İstikametin zorluğu âlimlerimizce ifade edilegelmiştir. Evet, istikamet zordur; çünkü her zaman ifrat ve tefrite meyletme tehlikesi söz konusudur. İstikamet bu iki aşırılığa sapmadan doğruyu bulabilmek ve bu doğruda sebat edebilmektir. Hz. Peygamber’in “Sana emredildiği şekilde istikamet sahibi ol!” (Hud, 11/112.) emrinin kendisini yaşlandırdığını belirtmesinden de (Tirmizi, Tefsir, 56.) istikametin zorluğunu anlayabiliyoruz. Zaten bu zorluğundan dolayıdır ki, istikamet makamların en üstünlerinden kabul edilmiştir. Ancak istikametin zorluğundan dem vururken Allah’ın kişiye takati üstünde sorumluluk yüklemeyeceği, kulu için zorluk dilemeyeceği de (Bakara 185, 286.) dikkate alınmalıdır. Bu takdirde ‘istikamet zor’ sözünden, istikametin imkânsız olduğunu değil, onu hakkıyla yerine getirenin, onda sebat ederek kemale ulaşanın az olduğunu anlamamız gerekir. O hâlde doğru olan, mükemmeliyetçilik duygusuna kapılmayıp imkân ölçüsünde bir istikamet anlayışına sahip olmayı amaçlamaktır. Bu anlamdaki istikamet, hata ve kusur işlediği takdirde kişiyi umutsuzluğa değil, süratle Allah’a yönelmeye sevk edecektir. (Âl-i İmran, 3/135.)

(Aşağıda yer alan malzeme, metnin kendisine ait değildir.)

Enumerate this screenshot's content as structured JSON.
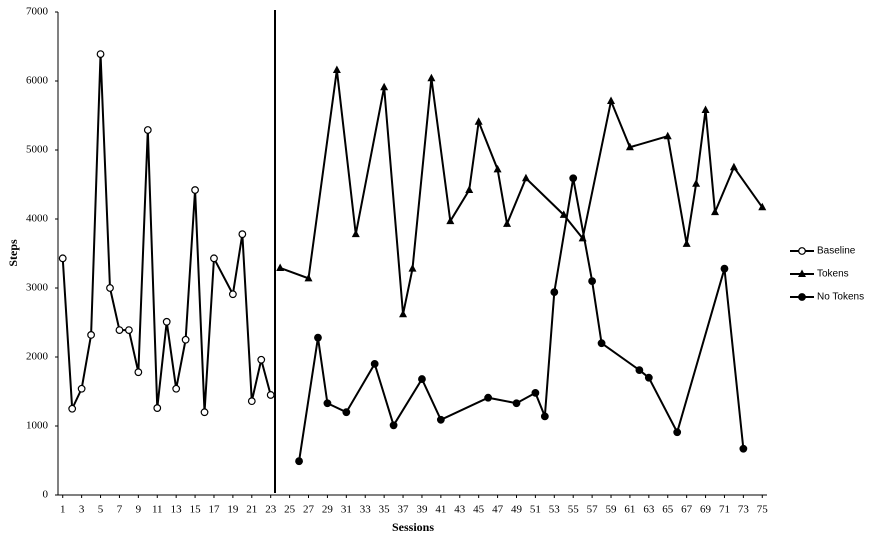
{
  "chart_data": {
    "type": "line",
    "x_label": "Sessions",
    "y_label": "Steps",
    "xlim": [
      0.5,
      75.5
    ],
    "xticks": [
      1,
      3,
      5,
      7,
      9,
      11,
      13,
      15,
      17,
      19,
      21,
      23,
      25,
      27,
      29,
      31,
      33,
      35,
      37,
      39,
      41,
      43,
      45,
      47,
      49,
      51,
      53,
      55,
      57,
      59,
      61,
      63,
      65,
      67,
      69,
      71,
      73,
      75
    ],
    "ylim": [
      0,
      7000
    ],
    "yticks": [
      0,
      1000,
      2000,
      3000,
      4000,
      5000,
      6000,
      7000
    ],
    "grid": false,
    "legend": "right",
    "series": [
      {
        "name": "Baseline",
        "color": "#000000",
        "marker": "open-circle",
        "x": [
          1,
          2,
          3,
          4,
          5,
          6,
          7,
          8,
          9,
          10,
          11,
          12,
          13,
          14,
          15,
          16,
          17,
          19,
          20,
          21,
          22,
          23
        ],
        "values": [
          3430,
          1250,
          1540,
          2320,
          6390,
          3000,
          2390,
          2390,
          1780,
          5290,
          1260,
          2510,
          1540,
          2250,
          4420,
          1200,
          3430,
          2910,
          3780,
          1360,
          1960,
          1450
        ]
      },
      {
        "name": "Tokens",
        "color": "#000000",
        "marker": "triangle",
        "x": [
          24,
          27,
          30,
          32,
          35,
          37,
          38,
          40,
          42,
          44,
          45,
          47,
          48,
          50,
          54,
          56,
          59,
          61,
          65,
          67,
          68,
          69,
          70,
          72,
          75
        ],
        "values": [
          3290,
          3140,
          6160,
          3780,
          5910,
          2620,
          3280,
          6040,
          3970,
          4420,
          5410,
          4720,
          3930,
          4590,
          4060,
          3720,
          5710,
          5040,
          5200,
          3640,
          4510,
          5580,
          4100,
          4750,
          4170
        ]
      },
      {
        "name": "No Tokens",
        "color": "#000000",
        "marker": "filled-circle",
        "x": [
          26,
          28,
          29,
          31,
          34,
          36,
          39,
          41,
          46,
          49,
          51,
          52,
          53,
          55,
          57,
          58,
          62,
          63,
          66,
          71,
          73
        ],
        "values": [
          490,
          2280,
          1330,
          1200,
          1900,
          1010,
          1680,
          1090,
          1410,
          1330,
          1480,
          1140,
          2940,
          4590,
          3100,
          2200,
          1810,
          1700,
          910,
          3280,
          670
        ]
      }
    ]
  }
}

İstikametli bir hayat yaşayanların dünyada şöyle ödüllendirileceği ifade edilmektedir: “Eğer istikamet üzere olurlarsa onları nimetlere boğarız.” (Cin, 72/16-17.) Ayetin nazil olduğu dönemde müminler belli oranda güvenlik ve refahın söz konusu olduğu Medine’de yaşıyorlardı. Bu yüzden ayet, “İstikamet üzere yaşamaya devam ederseniz, size bol nimetler vermeye devam ederiz.” anlamına da gelir. Aynı şekilde, istikamet terk edildiğinde nimetlerden mahrumiyetin söz konusu olacağına dair imada bulunulmaktadır. İstikamet üzere yaşanan bir hayatın ahiretteki karşılığı ise üzerinde durduğumuz ayette ifadesini şöyle bulmuştur:
“…İşte onların üzerine melekler şu müjdeyle inerler: “Korkmayın, kederlenmeyin, size vaad olunan cennetle sevinin! Biz, dünya hayatında da ahirette de sizin dostunuzuz. Orada, çok bağışlayıcı, çok merhametli olan Allah’tan bir ikram olarak sizin için canınızın çektiği her şey bulunacak, yine orada umduğunuz her şeyi elde edeceksiniz.” (Fussılet, 41/30-32.)
Hâsılı, istikamet kavramı, ‘sırat-ı müstakimde yürümenin usulüne dair pek çok mesaj ihtiva etmektedir ki; bunlardan birkaçı şöyledir:
İstikamet duygusunun temelinde güçlü ve kesin bir iman yer almaktadır.
İstikamet, sadece darlık zamanı değil bolluk zamanında da hayata yön vermesi gereken bir ölçüdür.
Müslümanlar arasındaki pek çok yıkıcı ihtilaf, dini metinleri usulüne uymaksızın indi bir şekilde yorumlayarak istikametten sapmaktan kaynaklanmaktadır.
Dine davette istikametin gereği, sürekliliktir. Sürekliliği temin etmek için de günümüz araç, imkân ve anlayışlarını dikkate almak gerekmektedir.
Başta inanç, ibadet, ahlak olmak üzere hayatın her alanında istikamet üzere yaşadığımız takdirde, dünyamız ve ukbamız mamur hâle gelecektir.